O PÚBLICO pediu explicações aos eurodeputados em causa e perguntou quais os argumentos que justificaram tais opções de voto. José Gusmão lembra que “a assistência financeira à Ucrânia existe desde 2014 da parte da União Europeia, e depois também do Fundo Monetário Internacional, e é basicamente um programa do tipo dos memorandos da troika, tem conjuntos de reformas estruturais e restrições à politica económica”.

O pacote de 1,2 mil milhões de euros “é condicional, depende do cumprimento do memorando com o FMI. A libertação da primeira tranche desta assistência financeira depende do cumprimento satisfatório do programa do FMI, o 2.º que começa em 2020 e adicionalmente do memorando com a UE”, acrescenta o bloquista.

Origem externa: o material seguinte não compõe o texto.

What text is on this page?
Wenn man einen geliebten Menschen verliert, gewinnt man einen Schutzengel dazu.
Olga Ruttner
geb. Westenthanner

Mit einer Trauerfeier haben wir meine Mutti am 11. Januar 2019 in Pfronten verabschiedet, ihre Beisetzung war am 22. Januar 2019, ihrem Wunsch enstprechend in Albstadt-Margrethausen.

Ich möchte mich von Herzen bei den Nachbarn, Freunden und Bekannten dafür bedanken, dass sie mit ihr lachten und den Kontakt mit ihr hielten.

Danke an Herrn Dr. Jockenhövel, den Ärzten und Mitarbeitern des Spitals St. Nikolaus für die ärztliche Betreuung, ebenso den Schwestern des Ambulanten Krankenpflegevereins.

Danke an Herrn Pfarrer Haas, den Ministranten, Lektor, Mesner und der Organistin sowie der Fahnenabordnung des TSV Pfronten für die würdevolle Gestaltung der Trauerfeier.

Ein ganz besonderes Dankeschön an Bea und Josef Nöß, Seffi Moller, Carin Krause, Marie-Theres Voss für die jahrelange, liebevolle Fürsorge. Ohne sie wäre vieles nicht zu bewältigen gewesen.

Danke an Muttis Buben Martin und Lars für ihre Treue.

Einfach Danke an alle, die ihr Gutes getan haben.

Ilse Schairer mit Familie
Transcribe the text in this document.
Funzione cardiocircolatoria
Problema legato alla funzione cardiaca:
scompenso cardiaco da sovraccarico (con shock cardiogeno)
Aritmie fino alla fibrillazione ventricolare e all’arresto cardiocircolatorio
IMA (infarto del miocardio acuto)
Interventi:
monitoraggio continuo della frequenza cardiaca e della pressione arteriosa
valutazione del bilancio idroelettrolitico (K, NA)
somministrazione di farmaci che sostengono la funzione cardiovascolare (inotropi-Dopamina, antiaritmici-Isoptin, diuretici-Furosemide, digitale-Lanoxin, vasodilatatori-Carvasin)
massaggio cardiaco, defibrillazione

Gusmão insiste que “o Bloco teve sobre isto a posição que teve sempre sobre programas desta natureza: apoiamos a assistência financeira a países que enfrentem dificuldades financeiras, opomo-nos a programas como estes que agravam a situação financeira desses países.”

Para este eurodeputado a “definição de políticas económicas e reformas estruturais faz parte da soberania económica de um país e não deve depender do cumprimento de determinada agenda ideológica”, pelo que “quem o deve determinar são os ucranianos e as suas instituições democráticas.”

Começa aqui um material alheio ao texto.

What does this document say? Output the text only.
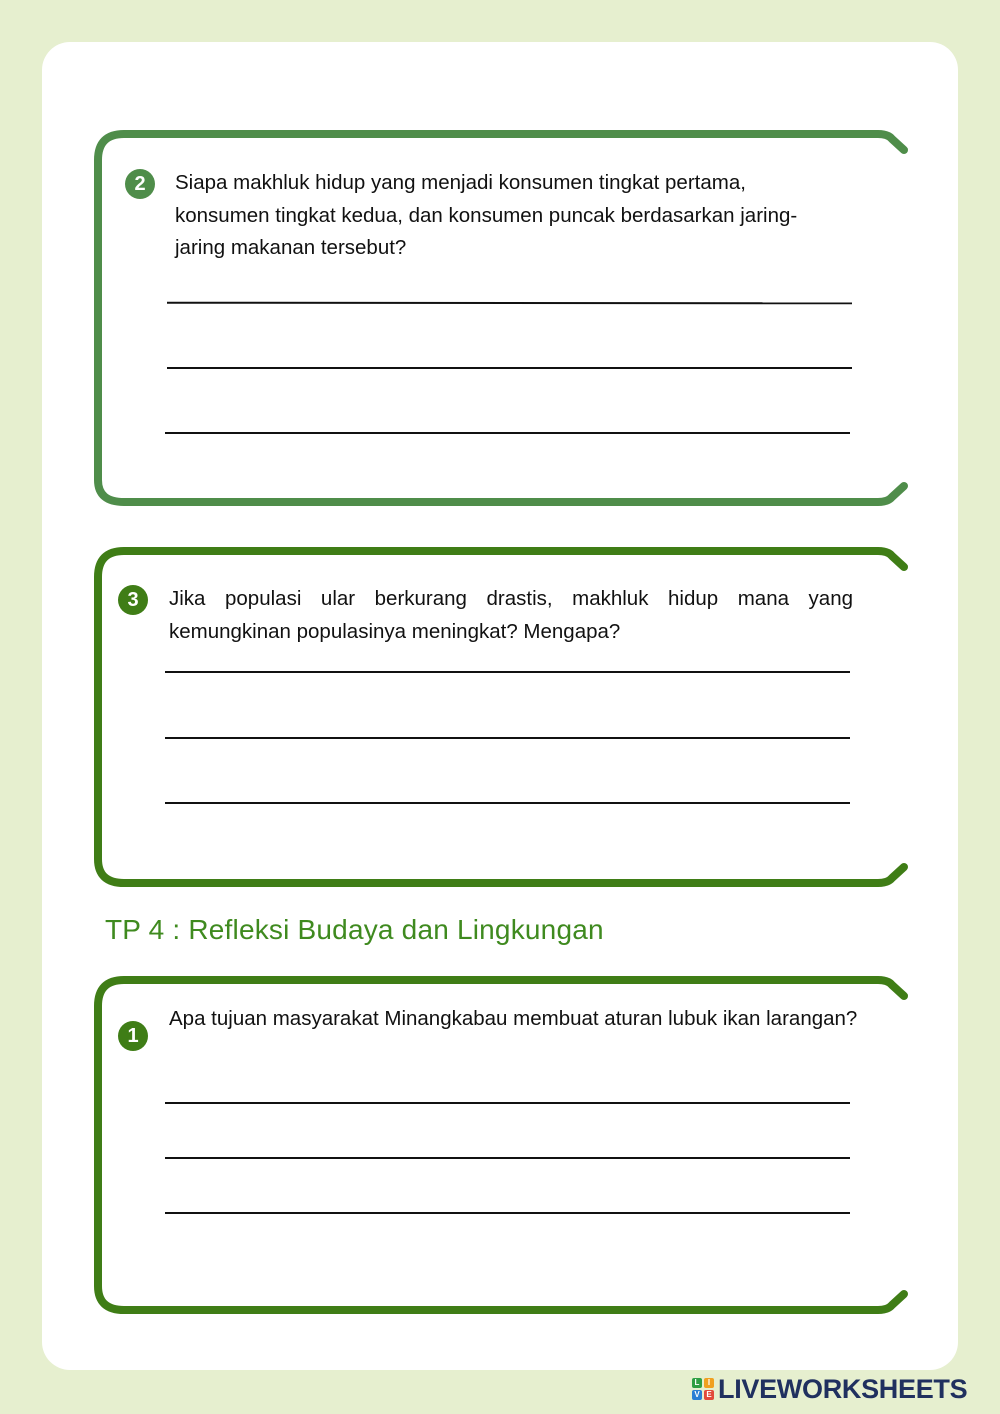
2	Siapa makhluk hidup yang menjadi konsumen tingkat pertama, konsumen tingkat kedua, dan konsumen puncak berdasarkan jaring-jaring makanan tersebut?
3	Jika populasi ular berkurang drastis, makhluk hidup mana yang kemungkinan populasinya meningkat? Mengapa?
TP 4 : Refleksi Budaya dan Lingkungan
1
Apa tujuan masyarakat Minangkabau membuat aturan lubuk ikan larangan?
L	I
V E LIVEWORKSHEETS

“A posição de compromisso é esta: por apoiarmos a assistência financeira mas por nos opormos às condições em que ela é prestada, viabilizámos a ajuda financeira pela abstenção”, conclui José Gusmão.

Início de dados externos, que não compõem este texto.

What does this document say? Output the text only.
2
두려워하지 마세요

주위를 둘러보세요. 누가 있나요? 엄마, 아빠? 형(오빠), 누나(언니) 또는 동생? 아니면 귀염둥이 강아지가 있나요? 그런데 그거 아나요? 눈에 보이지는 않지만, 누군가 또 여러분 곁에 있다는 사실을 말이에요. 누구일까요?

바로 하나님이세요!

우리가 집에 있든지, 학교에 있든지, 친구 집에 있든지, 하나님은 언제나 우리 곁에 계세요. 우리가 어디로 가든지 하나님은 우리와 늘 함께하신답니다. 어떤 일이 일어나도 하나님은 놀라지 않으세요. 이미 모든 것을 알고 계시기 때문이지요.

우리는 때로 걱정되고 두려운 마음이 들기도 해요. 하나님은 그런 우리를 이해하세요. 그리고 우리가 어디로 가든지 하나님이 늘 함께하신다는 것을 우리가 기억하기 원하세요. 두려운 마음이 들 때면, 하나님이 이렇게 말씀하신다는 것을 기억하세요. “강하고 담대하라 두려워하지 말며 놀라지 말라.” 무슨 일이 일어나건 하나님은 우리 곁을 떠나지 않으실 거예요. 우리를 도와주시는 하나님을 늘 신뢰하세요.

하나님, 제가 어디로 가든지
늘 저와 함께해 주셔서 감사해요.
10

Na mesma linha, em resposta escrita enviada ao PÚBLICO, Sandra Pereira e Pimenta Lopes sustentam que “este tipo de instrumentos subordinam os apoios, não às necessidades efectivas e concretas com que os países se confrontam, mas ao conjunto de reformas estruturais definidas” e que “visam subordinar os países, neste caso a Ucrânia, aos desígnios políticos e interesses da UE”.

Considerando que “são conhecidas as consequências deste tipo de ‘assistências macrofinanceiras’ com a implementação de políticas de austeridade, ataques a direitos laborais e sociais e redução das funções sociais do Estado, como na saúde, ou a liberalização de sectores como a energia”, os parlamentares europeus do PCP recordam que, “por estas razões e de forma coerente, a opção de voto neste tipo de apoios tem sido contra”.

Já na tarde desta terça-feira, o gabinete de imprensa dos eurodeputados comunistas divulgou um comunicado em que “o PCP condena o caminho de ingerência, de violência e de confrontação decorrente do golpe de estado de 2014 promovido pelos EUA na Ucrânia, a que se seguiu a recente intervenção militar da Rússia, e a que se acrescenta a intensificação da escalada belicista dos EUA, da NATO e da UE”.

Também esta terça-feira, os eurodeputados do PCP votaram contra uma resolução que condena com maior veemência a agressão militar “não provocada e injustificada” da Rússia contra a Ucrânia e que pede que se “desenvolvam esforços no sentido de conceder à Ucrânia o estatuto de país candidato à adesão à UE”. Já o Bloco votou a favor do conjunto da resolução, tendo votado contra alguns pontos por considerar que configuram o “reforço da NATO” e uma “corrida ao armamento”. A resolução foi aprovada com 637 votos a favor, 13 contra e 26 abstenções.